Obama admitted “we’ve still got a long way to go to get where we need to be” because “we didn’t get into this mess overnight and it’s going to take time to get out of it.”
But for the president, that’s “no excuse” for inaction.
“America voted for divided government, not dysfunctional government,” Obama resolved.
“When we come together and find common ground, there’s no stopping this country.”
And though Pennsylvania Sen. Pat Toomey agreed that the president “inherited a weak economy” in the Republican weekly address, he also accused Obama of making the economy worse.
As the president blasted partisan politics, Toomey slammed the president’s economic policy.
“His administration told us passing [the] stimulus bill would keep unemployment below 8 percent. Instead, since the stimulus was enacted…the unemployment rate has averaged over 9 percent,” the freshman senator said.
“Clearly, the policies of this administration are not working.”

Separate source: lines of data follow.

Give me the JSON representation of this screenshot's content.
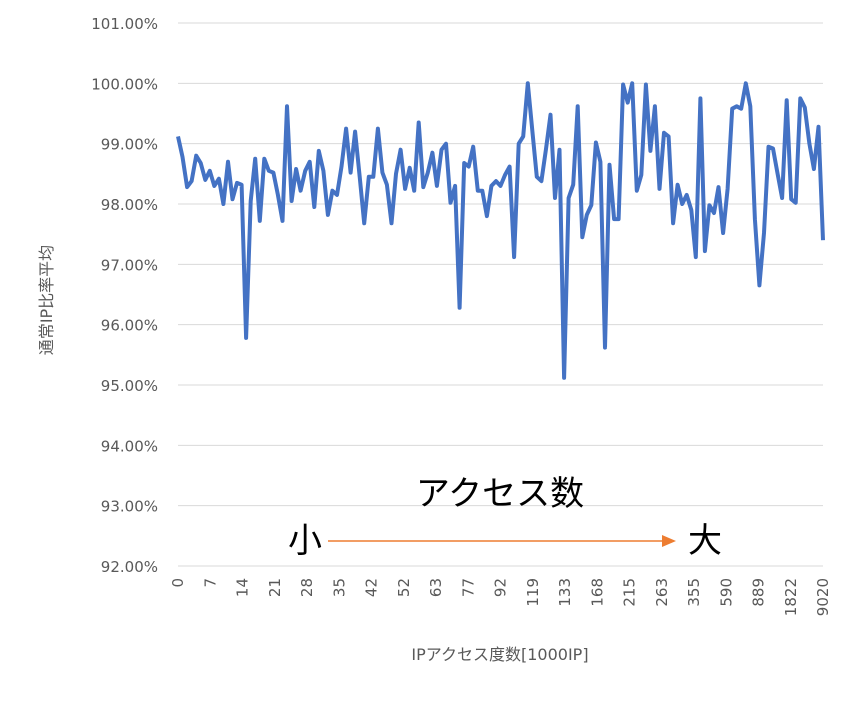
{
  "chart_data": {
    "type": "line",
    "ylabel": "通常IP比率平均",
    "xlabel": "IPアクセス度数[1000IP]",
    "ylim": [
      0.92,
      1.01
    ],
    "y_ticks": [
      "92.00%",
      "93.00%",
      "94.00%",
      "95.00%",
      "96.00%",
      "97.00%",
      "98.00%",
      "99.00%",
      "100.00%",
      "101.00%"
    ],
    "x_tick_labels": [
      "0",
      "7",
      "14",
      "21",
      "28",
      "35",
      "42",
      "52",
      "63",
      "77",
      "92",
      "119",
      "133",
      "168",
      "215",
      "263",
      "355",
      "590",
      "889",
      "1822",
      "9020"
    ],
    "grid": true,
    "series": [
      {
        "color": "#4472C4",
        "values": [
          0.9912,
          0.9878,
          0.9828,
          0.9838,
          0.988,
          0.9868,
          0.984,
          0.9855,
          0.983,
          0.9842,
          0.98,
          0.987,
          0.9808,
          0.9835,
          0.9832,
          0.9578,
          0.9805,
          0.9875,
          0.9772,
          0.9875,
          0.9855,
          0.9852,
          0.9815,
          0.9772,
          0.9962,
          0.9805,
          0.9858,
          0.9822,
          0.9855,
          0.987,
          0.9795,
          0.9888,
          0.9855,
          0.9782,
          0.9822,
          0.9815,
          0.9862,
          0.9925,
          0.9852,
          0.992,
          0.9845,
          0.9768,
          0.9845,
          0.9845,
          0.9925,
          0.9852,
          0.9832,
          0.9768,
          0.985,
          0.989,
          0.9825,
          0.986,
          0.9822,
          0.9935,
          0.9828,
          0.9852,
          0.9885,
          0.983,
          0.989,
          0.99,
          0.9802,
          0.983,
          0.9628,
          0.9868,
          0.9862,
          0.9895,
          0.9822,
          0.9822,
          0.978,
          0.983,
          0.9838,
          0.983,
          0.9848,
          0.9862,
          0.9712,
          0.99,
          0.9912,
          1.0,
          0.9922,
          0.9845,
          0.9838,
          0.989,
          0.9948,
          0.981,
          0.989,
          0.9512,
          0.981,
          0.9832,
          0.9962,
          0.9745,
          0.9782,
          0.9798,
          0.9902,
          0.987,
          0.9562,
          0.9865,
          0.9775,
          0.9775,
          0.9998,
          0.9968,
          1.0,
          0.9822,
          0.9848,
          0.9998,
          0.9888,
          0.9962,
          0.9825,
          0.9918,
          0.9912,
          0.9768,
          0.9832,
          0.98,
          0.9815,
          0.979,
          0.9712,
          0.9975,
          0.9722,
          0.9798,
          0.9785,
          0.9828,
          0.9752,
          0.9825,
          0.9958,
          0.9962,
          0.9958,
          1.0,
          0.9962,
          0.9775,
          0.9665,
          0.9752,
          0.9895,
          0.9892,
          0.985,
          0.981,
          0.9972,
          0.9808,
          0.9802,
          0.9975,
          0.996,
          0.99,
          0.9858,
          0.9928,
          0.974
        ]
      }
    ],
    "annotations": {
      "title_text": "アクセス数",
      "left_label": "小",
      "right_label": "大",
      "arrow_color": "#ED7D31"
    }
  }
}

Toomey blamed the troubled economy on “job-killing regulations” enacted by agencies like the Food and Drug Administration, National Labor Relations Board, and Federal Communications Commission.
“With so many burdens and the threat of new obstacles in the future, it’s not hard to understand why job creators are leery of assuming the risk and costs that come with starting a new business or expanding,” he said.
While Toomey, who was recently appointed to the Joint Select Committee on Deficit Reduction - a “super committee” tasked with recommending ways to reduce the deficit by the year’s end - insisted “government has to get out of the way,” he also admitted some regulations are needed to “keep us safe.”
Calling for necessary regulations to be “enacted in a thoughtful manner,” Toomey sought to eliminate those that are “most harmful” such as health care reform.
He pledged to use his “super committee” service to develop a proposal that will reduce government spending and “help to create an environment where entrepreneurs can thrive.
“Our strength doesn’t come from a bigger government controlling our economy,” Toomey said. “It comes from a free enterprise system and the hard-working, honest citizens who make it run.”